National education strategy has done 'little' to improve student outcomes, report says

| 20.01,23. 06:28 AM |

National education strategy has done 'little' to improve student outcomes, report says

Children in a classroom
A report has found inequalities in educational achievement have not been addressed.(AAP: Dan Peled)

The Productivity Commission has issued a scathing assessment of Australia's national education strategies, saying they have done "little" to improve student outcomes during the past five years.

The report, released today, examined the National School Reform Agreement — a strategy agreed upon in 2018 by federal, state and territory governments to improve student outcomes.

It found national reading and numeracy results had generally declined since 2018, and inequalities in educational achievement had not been addressed.

In a statement, Education Minister Jason Clare described the report as "damning" and said it "made it clear that serious reform is needed".

The commission suggested the new five-year educational strategy across the Commonwealth, states and territories should focus on better supporting teachers and school leaders to do their jobs, and help schools to implement evidence-based teaching strategies.

It also wants student wellbeing to be made a national priority to help address entrenched inequality and improve overall achievement.

That is something recent graduate Catie Owens would support.

She said she was a "pretty happy kid" until grade 9 when she started struggling with school.

High school student Catie Owens wearing a black top, in a room with a chalkboard.
Catie Owens says she would not have finished year 12 without the support she received at the Big Picture School.(ABC News: Craig Heerey)

"I just didn't get up in the mornings, so that was really hard for my parents, and they were looking for other options," she said.

"I think it was a mix of pressure from mostly myself and then just like others around me at school."

That was until she started at Launceston Big Picture School, a not-for-profit, fee-free school which prioritises student wellbeing through a student-led curriculum.

Ms Owens said she would not have finished year 12 without the support she received at her new school.

It is the kind of approach the Productivity Commission wants to see more of.

Goals set, but accountability lacking

While the previous National School Reform Agreement, which expired at the end of 2022, did set goals of improving equality for some of the most vulnerable students, the commission said a lack of data, regular reporting and clear measures meant there was little accountability.

That, it said, needed to change.

"The commission recommends that each state and territory should set a target to reduce the share of students who are falling behind," commissioner Natalie Siegel-Brown said.

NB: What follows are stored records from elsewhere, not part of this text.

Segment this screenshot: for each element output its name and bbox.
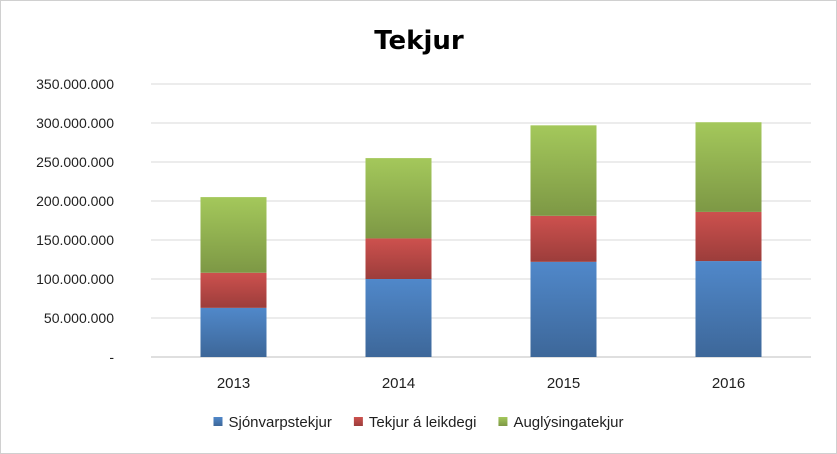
bar-segment xyxy=(200,272,267,308)
bar-segment xyxy=(530,261,597,357)
legend-label: Sjónvarpstekjur xyxy=(228,414,331,431)
chart-title: Tekjur xyxy=(374,26,464,56)
bar-segment xyxy=(365,279,432,357)
bar-segment xyxy=(365,238,432,279)
bar-segment xyxy=(695,261,762,357)
legend-item: Tekjur á leikdegi xyxy=(353,414,477,431)
bar-segment xyxy=(530,215,597,262)
y-tick-label: 250.000.000 xyxy=(36,154,114,170)
legend-item: Sjónvarpstekjur xyxy=(213,414,332,431)
y-tick-label: - xyxy=(109,349,114,365)
legend: Sjónvarpstekjur Tekjur á leikdegi Auglýsin… xyxy=(213,414,624,431)
legend-label: Auglýsingatekjur xyxy=(513,414,623,431)
x-tick-label: 2015 xyxy=(547,375,580,392)
bar-segment xyxy=(200,307,267,357)
y-tick-label: 50.000.000 xyxy=(44,310,114,326)
x-tick-label: 2013 xyxy=(217,375,250,392)
bar-segment xyxy=(200,197,267,273)
bars xyxy=(200,122,762,357)
x-axis-ticks: 2013 2014 2015 2016 xyxy=(217,375,745,392)
y-tick-label: 350.000.000 xyxy=(36,76,114,92)
y-axis-ticks: - 50.000.000 100.000.000 150.000.000 200.000… xyxy=(36,76,114,365)
legend-item: Auglýsingatekjur xyxy=(498,414,624,431)
x-tick-label: 2016 xyxy=(712,375,745,392)
x-tick-label: 2014 xyxy=(382,375,415,392)
y-tick-label: 150.000.000 xyxy=(36,232,114,248)
bar-segment xyxy=(365,158,432,239)
legend-swatch xyxy=(498,417,508,426)
y-tick-label: 300.000.000 xyxy=(36,115,114,131)
bar-segment xyxy=(695,122,762,212)
legend-swatch xyxy=(213,417,223,426)
legend-swatch xyxy=(353,417,363,426)
y-tick-label: 200.000.000 xyxy=(36,193,114,209)
legend-label: Tekjur á leikdegi xyxy=(369,414,477,431)
bar-segment xyxy=(695,211,762,262)
bar-segment xyxy=(530,125,597,216)
y-tick-label: 100.000.000 xyxy=(36,271,114,287)
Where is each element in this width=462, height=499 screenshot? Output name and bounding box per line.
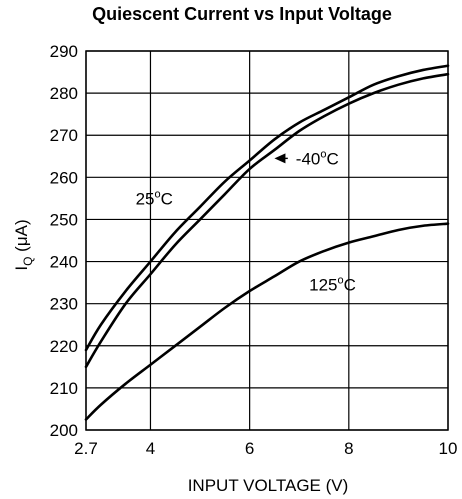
series-line-125c [84,222,450,421]
annotation-label: 125oC [309,275,356,295]
y-tick-label: 280 [50,84,78,103]
y-tick-label: 210 [50,379,78,398]
series-lines [84,64,450,421]
y-tick-label: 220 [50,337,78,356]
y-axis-label-sub: Q [21,257,35,266]
x-tick-label: 4 [146,439,155,458]
x-axis-label: INPUT VOLTAGE (V) [188,476,349,495]
annotation-value: -40 [296,149,321,168]
x-tick-label: 2.7 [74,439,98,458]
x-tick-label: 10 [439,439,458,458]
y-axis-label-unit: (μA) [12,219,31,256]
y-tick-labels: 200 210 220 230 240 250 260 270 280 290 [50,42,78,440]
annotation-label: 25oC [136,188,173,208]
y-axis-label: IQ (μA) [12,219,35,270]
y-tick-label: 200 [50,421,78,440]
annotation-value: 125 [309,276,337,295]
series-line-25c [84,64,450,352]
annotation-arrowhead [274,153,286,164]
annotation-label: -40oC [296,148,339,168]
y-tick-label: 240 [50,253,78,272]
annotation-unit: C [161,189,173,208]
y-axis-label-main: I [12,266,31,271]
chart-title: Quiescent Current vs Input Voltage [92,4,392,24]
annotation-unit: C [326,149,338,168]
y-tick-label: 290 [50,42,78,61]
y-tick-label: 260 [50,168,78,187]
annotation-value: 25 [136,189,155,208]
plot-frame [85,50,449,431]
series-line-40c [84,72,450,369]
annotation-degree: o [155,188,161,200]
y-tick-label: 250 [50,210,78,229]
annotation-degree: o [338,275,344,287]
x-tick-label: 6 [245,439,254,458]
annotation-unit: C [344,276,356,295]
y-tick-label: 230 [50,295,78,314]
x-tick-labels: 2.7 4 6 8 10 [74,439,457,458]
annotation-degree: o [320,148,326,160]
y-tick-label: 270 [50,126,78,145]
x-tick-label: 8 [344,439,353,458]
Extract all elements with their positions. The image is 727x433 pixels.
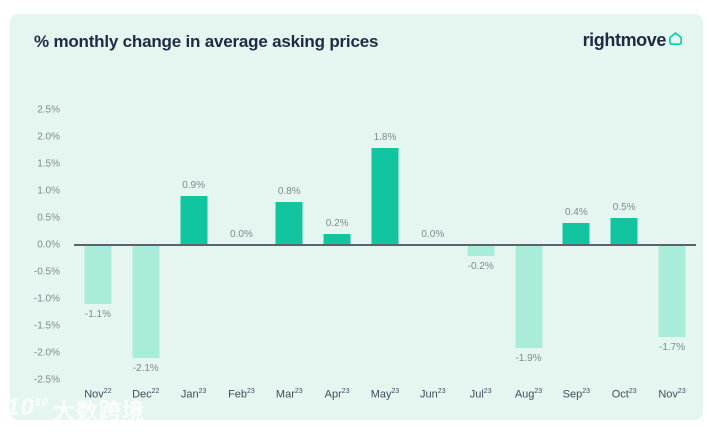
x-axis-label: Aug23	[514, 388, 543, 401]
bar-value-label: 0.9%	[182, 180, 206, 192]
y-tick-label: -2.5%	[33, 374, 60, 386]
x-axis-label: Jul23	[469, 388, 492, 401]
x-axis-label: Dec22	[132, 388, 160, 401]
bar-mar23	[275, 201, 303, 245]
bar-value-label: -1.7%	[658, 341, 686, 353]
y-tick-label: 2.5%	[37, 104, 60, 116]
bar-group: 0.2% Apr23	[313, 110, 361, 401]
bar-group: -1.9% Aug23	[505, 110, 553, 401]
bar-group: 0.0% Jun23	[409, 110, 457, 401]
bar-value-label: 1.8%	[373, 131, 397, 143]
x-axis-label: Feb23	[228, 388, 255, 401]
y-tick-label: 2.0%	[37, 131, 60, 143]
bar-group: -1.7% Nov23	[648, 110, 696, 401]
page-title: % monthly change in average asking price…	[34, 32, 379, 51]
rightmove-wordmark: rightmove	[582, 30, 667, 50]
x-axis-label: May23	[370, 388, 400, 401]
y-tick-label: -1.5%	[33, 320, 60, 332]
bar-apr23	[323, 234, 351, 245]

"Targets do not guarantee success but they create a clear direction for reform and make governments accountable."

She also worried that while teachers in Australia tended to work longer hours than those in many other countries, they had less time for activities that could make meaningful change. The commissioner believed the teacher shortage was partly to blame.

A woman wearing a black jacket over a multi-coloured top.
Correna Haythorpe is the president of the Australian Education Union.(ABC News: Lincoln Rothall)

Correna Haythorpe, the president of the Australian Education Union (AEU), said the report failed to address the elephant in the room.

"You cannot separate improving educational outcomes for students from school funding because school funding delivers the additional teachers, support staff and learning programs that these children need," she said.

"We are disappointed that, once again, funding has been excluded from a major report."

System 'letting our students down'

It is a sentiment Sydney science teacher and NSW Teachers Federation member Alice Leung agrees with.

"The way that the system is structured, it is letting our students down because teachers actually can't cater for the students' needs as much as they need to because we are so overworked," she said.

Alice Leung wearing a black jacket and top, smiling in a portrait taken outdoors.
Alice Leung is a high school head teacher and Teachers Federation representative.(Supplied: Alice Leung)

Adding to the workload were large class sizes which made it more difficult for teachers to dedicate time to students who might need more attention, she said.

"When you've got class sizes that are 30 [pupils] and you've got … a mixture of students with very complex needs, a lot of students with additional needs, and you don't always get that classroom support, it's very difficult," she said.

Mr Clare said the report would play a key role in the development of a new national school reform agreement, adding that funding needed to be tied to reforms that would make a practical difference to student outcomes.

While education unions have criticised a decision to extend the current funding agreement for 12 months to allow time for a new funding review, the minister says it is crucial to find policies that work.